Eiwitten bestaan uit verscheidene structurele eenheden, zoals domeinen, motieven en vouwingselementen. Ondanks dat er ongeveer 100.000 verschillende eiwitten tot expressie komen in eukaryotische cellen, zijn er slechts een beperkt aantal domeinen, structuurmotieven en vouwingselementen bekend. In de loop van de evolutie zijn onderdelen van eiwitten veranderd en konden via nieuwe combinaties nieuwe eiwitfuncties ontwikkeld worden.

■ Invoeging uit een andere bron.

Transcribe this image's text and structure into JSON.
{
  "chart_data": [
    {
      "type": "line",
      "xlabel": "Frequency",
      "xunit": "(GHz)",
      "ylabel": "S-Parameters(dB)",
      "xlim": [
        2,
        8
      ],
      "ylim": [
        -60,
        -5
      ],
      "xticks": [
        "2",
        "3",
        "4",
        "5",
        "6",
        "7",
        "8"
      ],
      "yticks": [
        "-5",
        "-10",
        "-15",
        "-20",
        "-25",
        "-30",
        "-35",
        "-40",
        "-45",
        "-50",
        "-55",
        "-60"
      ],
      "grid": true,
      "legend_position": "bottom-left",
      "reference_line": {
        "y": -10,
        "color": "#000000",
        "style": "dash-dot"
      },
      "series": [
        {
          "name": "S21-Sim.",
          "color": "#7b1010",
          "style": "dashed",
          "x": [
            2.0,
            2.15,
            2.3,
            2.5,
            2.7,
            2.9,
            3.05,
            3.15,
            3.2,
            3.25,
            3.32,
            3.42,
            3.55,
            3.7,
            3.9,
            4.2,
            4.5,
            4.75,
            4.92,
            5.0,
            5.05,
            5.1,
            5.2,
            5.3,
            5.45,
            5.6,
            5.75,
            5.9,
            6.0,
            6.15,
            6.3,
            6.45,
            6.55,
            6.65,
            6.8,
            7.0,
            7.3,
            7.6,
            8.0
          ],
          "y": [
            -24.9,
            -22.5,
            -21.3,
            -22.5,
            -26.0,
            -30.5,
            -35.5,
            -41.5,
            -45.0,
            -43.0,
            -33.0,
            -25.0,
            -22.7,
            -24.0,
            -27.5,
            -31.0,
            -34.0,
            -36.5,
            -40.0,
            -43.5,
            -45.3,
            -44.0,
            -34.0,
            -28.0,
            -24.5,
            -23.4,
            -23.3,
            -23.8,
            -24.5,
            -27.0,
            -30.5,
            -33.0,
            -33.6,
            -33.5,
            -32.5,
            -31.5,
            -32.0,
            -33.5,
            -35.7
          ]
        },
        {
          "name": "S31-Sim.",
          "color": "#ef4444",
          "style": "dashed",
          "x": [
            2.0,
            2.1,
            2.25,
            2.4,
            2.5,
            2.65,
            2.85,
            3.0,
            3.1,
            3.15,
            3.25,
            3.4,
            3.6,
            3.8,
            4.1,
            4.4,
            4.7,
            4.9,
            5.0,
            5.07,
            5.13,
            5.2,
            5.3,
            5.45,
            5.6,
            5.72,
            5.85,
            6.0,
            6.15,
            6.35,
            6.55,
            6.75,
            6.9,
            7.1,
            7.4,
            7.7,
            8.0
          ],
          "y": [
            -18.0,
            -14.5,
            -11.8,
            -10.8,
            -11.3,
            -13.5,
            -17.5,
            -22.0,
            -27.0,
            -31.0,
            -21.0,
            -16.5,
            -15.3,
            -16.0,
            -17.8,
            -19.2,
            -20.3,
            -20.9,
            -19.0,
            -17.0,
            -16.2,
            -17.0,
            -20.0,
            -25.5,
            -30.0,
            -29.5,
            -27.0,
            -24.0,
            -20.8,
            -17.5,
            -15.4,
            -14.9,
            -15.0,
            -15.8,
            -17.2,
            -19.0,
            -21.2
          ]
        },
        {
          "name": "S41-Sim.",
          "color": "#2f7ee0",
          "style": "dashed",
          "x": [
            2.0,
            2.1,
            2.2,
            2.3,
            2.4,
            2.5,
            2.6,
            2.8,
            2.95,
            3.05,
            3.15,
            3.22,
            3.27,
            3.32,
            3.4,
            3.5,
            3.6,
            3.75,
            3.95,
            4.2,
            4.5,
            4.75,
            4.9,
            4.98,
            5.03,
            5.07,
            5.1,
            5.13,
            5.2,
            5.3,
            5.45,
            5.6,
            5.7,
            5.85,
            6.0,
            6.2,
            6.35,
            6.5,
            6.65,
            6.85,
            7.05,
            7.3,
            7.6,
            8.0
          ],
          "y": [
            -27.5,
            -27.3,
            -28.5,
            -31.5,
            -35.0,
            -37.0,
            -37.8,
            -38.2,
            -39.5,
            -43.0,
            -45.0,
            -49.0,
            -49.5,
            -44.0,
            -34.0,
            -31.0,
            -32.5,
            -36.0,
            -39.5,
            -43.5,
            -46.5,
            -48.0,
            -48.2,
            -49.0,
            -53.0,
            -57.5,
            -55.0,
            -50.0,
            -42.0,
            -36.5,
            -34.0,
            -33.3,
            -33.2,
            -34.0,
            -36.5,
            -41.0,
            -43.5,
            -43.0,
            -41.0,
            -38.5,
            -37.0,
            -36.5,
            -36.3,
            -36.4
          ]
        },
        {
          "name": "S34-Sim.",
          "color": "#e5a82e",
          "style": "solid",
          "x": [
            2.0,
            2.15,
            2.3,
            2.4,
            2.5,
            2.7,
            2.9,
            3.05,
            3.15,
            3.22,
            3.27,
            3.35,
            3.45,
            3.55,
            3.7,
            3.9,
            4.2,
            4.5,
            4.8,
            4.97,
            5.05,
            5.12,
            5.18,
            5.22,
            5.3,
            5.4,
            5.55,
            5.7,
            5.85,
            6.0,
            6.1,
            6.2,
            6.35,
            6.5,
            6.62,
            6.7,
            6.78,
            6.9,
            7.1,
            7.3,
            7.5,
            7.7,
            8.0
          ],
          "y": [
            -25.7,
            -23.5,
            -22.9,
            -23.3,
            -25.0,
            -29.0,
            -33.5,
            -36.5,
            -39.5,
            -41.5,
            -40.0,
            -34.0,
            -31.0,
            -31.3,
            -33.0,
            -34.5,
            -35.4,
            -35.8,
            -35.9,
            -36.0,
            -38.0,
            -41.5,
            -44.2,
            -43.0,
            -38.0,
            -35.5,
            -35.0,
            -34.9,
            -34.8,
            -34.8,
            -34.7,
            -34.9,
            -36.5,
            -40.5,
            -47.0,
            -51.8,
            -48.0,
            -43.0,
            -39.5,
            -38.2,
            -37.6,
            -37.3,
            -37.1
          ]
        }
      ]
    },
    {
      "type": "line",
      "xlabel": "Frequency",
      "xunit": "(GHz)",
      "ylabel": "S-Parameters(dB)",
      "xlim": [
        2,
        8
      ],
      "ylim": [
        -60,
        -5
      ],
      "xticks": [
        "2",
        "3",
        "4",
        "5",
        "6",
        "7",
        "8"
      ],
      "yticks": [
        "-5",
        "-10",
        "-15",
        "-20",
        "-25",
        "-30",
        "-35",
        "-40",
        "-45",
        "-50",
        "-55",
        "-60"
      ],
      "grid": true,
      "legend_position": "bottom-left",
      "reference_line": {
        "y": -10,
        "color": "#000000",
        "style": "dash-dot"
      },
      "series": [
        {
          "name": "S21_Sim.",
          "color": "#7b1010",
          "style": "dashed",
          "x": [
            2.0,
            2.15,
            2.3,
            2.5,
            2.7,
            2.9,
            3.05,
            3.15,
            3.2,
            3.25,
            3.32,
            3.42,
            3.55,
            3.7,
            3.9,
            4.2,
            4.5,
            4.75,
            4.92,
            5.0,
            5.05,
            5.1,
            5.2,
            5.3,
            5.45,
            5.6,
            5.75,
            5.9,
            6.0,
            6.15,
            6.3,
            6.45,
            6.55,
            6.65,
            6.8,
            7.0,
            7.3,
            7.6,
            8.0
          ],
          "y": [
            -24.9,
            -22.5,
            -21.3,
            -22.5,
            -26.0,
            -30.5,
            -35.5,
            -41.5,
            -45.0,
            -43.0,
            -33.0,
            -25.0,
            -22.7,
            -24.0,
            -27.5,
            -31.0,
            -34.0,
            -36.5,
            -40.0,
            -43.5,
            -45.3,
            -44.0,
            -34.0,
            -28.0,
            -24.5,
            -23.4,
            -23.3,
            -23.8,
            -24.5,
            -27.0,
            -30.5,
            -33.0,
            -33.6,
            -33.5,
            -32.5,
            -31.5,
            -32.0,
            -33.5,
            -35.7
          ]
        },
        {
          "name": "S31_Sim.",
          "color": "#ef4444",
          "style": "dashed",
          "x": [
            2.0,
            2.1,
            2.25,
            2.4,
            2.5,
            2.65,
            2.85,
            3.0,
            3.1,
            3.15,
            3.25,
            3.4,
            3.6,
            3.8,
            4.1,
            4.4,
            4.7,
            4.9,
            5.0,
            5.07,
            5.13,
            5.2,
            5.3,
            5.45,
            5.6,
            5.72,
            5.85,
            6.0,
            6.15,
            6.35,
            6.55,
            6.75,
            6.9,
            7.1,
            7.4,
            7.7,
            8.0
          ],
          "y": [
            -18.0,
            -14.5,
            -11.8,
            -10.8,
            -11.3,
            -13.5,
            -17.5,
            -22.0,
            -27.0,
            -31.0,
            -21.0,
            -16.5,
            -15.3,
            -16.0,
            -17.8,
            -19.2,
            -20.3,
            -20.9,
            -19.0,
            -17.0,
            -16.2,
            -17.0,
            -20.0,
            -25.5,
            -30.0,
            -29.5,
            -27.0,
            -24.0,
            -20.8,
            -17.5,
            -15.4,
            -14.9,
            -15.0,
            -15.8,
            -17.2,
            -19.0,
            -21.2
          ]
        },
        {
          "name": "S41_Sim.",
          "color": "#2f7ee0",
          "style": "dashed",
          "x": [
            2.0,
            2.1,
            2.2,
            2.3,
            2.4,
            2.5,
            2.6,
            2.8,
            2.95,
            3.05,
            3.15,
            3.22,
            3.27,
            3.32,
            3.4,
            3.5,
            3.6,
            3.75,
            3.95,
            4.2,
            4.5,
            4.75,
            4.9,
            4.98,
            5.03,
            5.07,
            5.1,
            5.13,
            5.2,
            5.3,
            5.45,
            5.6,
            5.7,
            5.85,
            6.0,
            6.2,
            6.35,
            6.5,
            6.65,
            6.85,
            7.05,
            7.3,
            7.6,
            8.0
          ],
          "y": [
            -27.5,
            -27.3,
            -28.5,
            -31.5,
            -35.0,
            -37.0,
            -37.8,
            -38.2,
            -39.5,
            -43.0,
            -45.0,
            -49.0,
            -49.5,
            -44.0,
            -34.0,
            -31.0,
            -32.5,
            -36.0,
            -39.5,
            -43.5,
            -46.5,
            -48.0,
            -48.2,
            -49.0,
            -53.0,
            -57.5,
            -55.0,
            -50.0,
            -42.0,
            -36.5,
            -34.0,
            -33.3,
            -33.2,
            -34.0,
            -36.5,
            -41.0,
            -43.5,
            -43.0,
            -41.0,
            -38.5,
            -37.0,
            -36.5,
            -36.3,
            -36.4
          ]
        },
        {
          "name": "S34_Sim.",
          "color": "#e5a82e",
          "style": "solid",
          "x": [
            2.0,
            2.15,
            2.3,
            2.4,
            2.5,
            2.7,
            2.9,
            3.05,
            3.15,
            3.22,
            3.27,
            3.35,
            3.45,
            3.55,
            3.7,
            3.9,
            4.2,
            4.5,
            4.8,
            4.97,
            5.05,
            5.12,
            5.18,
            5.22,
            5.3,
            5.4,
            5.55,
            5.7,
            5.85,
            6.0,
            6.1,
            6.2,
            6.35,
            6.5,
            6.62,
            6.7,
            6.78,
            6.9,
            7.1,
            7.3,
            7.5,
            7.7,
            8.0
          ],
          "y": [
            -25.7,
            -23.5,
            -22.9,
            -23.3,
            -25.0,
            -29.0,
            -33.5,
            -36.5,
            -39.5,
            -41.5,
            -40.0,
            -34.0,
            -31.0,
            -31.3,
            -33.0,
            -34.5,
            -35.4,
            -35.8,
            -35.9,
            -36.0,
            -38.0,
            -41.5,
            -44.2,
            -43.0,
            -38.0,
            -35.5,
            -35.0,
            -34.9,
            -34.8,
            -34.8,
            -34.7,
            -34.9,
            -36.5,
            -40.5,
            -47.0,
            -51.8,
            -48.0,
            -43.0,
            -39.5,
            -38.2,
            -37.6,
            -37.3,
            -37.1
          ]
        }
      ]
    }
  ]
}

De drie domeinen (afzonderlijk gekleurd) van het enzym pyruvaatdehydrogenase

Een eiwitdomein is een element van de gehele eiwitstructuur dat zich zelf stabiliseert en vaak onafhankelijk van de rest van de eiwitketen vouwt. Veel domeinen zijn niet uniek voor het door een gen of familie van genen gecodeerde eiwit en komen voor in een veel verschillende eiwitten. Domeinen worden vaak genoemd en onderscheiden naar de biologische functie van het eiwit waar ze in voorkomen, bijvoorbeeld het calcium-bindingsdomein van calmoduline. Omdat ze op zichzelf stabiel zijn, kunnen domeinen voor het met genetische technologie te maken chimaeras overgebracht worden van het ene naar het andere eiwit.

Structuurmotief

[bewerken | brontekst bewerken]

Structuurmotieven en sequentiemotieven zijn korte patronen in de eiwitstructuur die in veel verschillende eiwitten voorkomen, en dus evolutionaire geconserveerd zijn. Structuurmotieven zijn driedimensionaal (tertiair) en sequentiemotieven zijn lineair (primair). Een motief is vaak een sterke aanwijzing voor de functie die het eiwit vervult.[4]

Supersecundaire structuur

[bewerken | brontekst bewerken]

De supersecundaire structuur is een specifieke combinatie van secundaire structuurelementen, zoals de β-α-β-eenheden of het helix-draai-helix-motief. Sommigen worden ook wel aangeduid als structuurmotieven. Het onderscheid met domein is gradueel; sommige supersecundaire structuren vormen een discreet ruimtelijk (en functioneel) onderdeel in het eiwit, dat ook aangeduid kan worden als een domein.[5]

Opvouwingspatronen

[bewerken | brontekst bewerken]

Een opvouwingspatroon (fold) is een tertiaire structuur die de algemene eiwitarchitectuur vormt.[6] Voorbeelden van vouwingselementen zijn de helixbundel (bijvoorbeeld bij het bromodomein), bèta-barrel of de Rossmann-vouwing. Een verwant concept is eiwittopologie: de ruimtelijke eigenschappen van eiwitmoleculen.[7] Vouwingselementen zijn onderscheidende onderdelen van een eiwit, en zijn daarom belangrijk voor classificatie van eiwitten. Een grote databank waarin eiwitten gecategoriseerd zijn op basis van hun vouwing is de Structural Classification of Proteins database (SCOP).[8]

Eiwitcomplexen

[bewerken | brontekst bewerken]

Eiwitten kunnen zich met andere eiwitten combineren tot grotere structuren onder invloed van non-covalente interacties. Dit vindt plaats op veel verschillende manieren, bijvoorbeeld door de vorming van een dimeer, een gesloten ring, een globulaire bundel of een helixvormige polymeer. Een microfilament is bijvoorbeeld een lange onvertakte vezelstructuur die opgebouwd is uit vele actine-monomeren. Niet alle eiwitcomplexen die in de cel voorkomen komen spontaan tot stand wanneer men de componenten bij elkaar voegt. De vorming van een eiwitcomplex is vaak afhankelijk van vele assemblagefactoren die niet aanwezig zijn in de uiteindelijke structuur.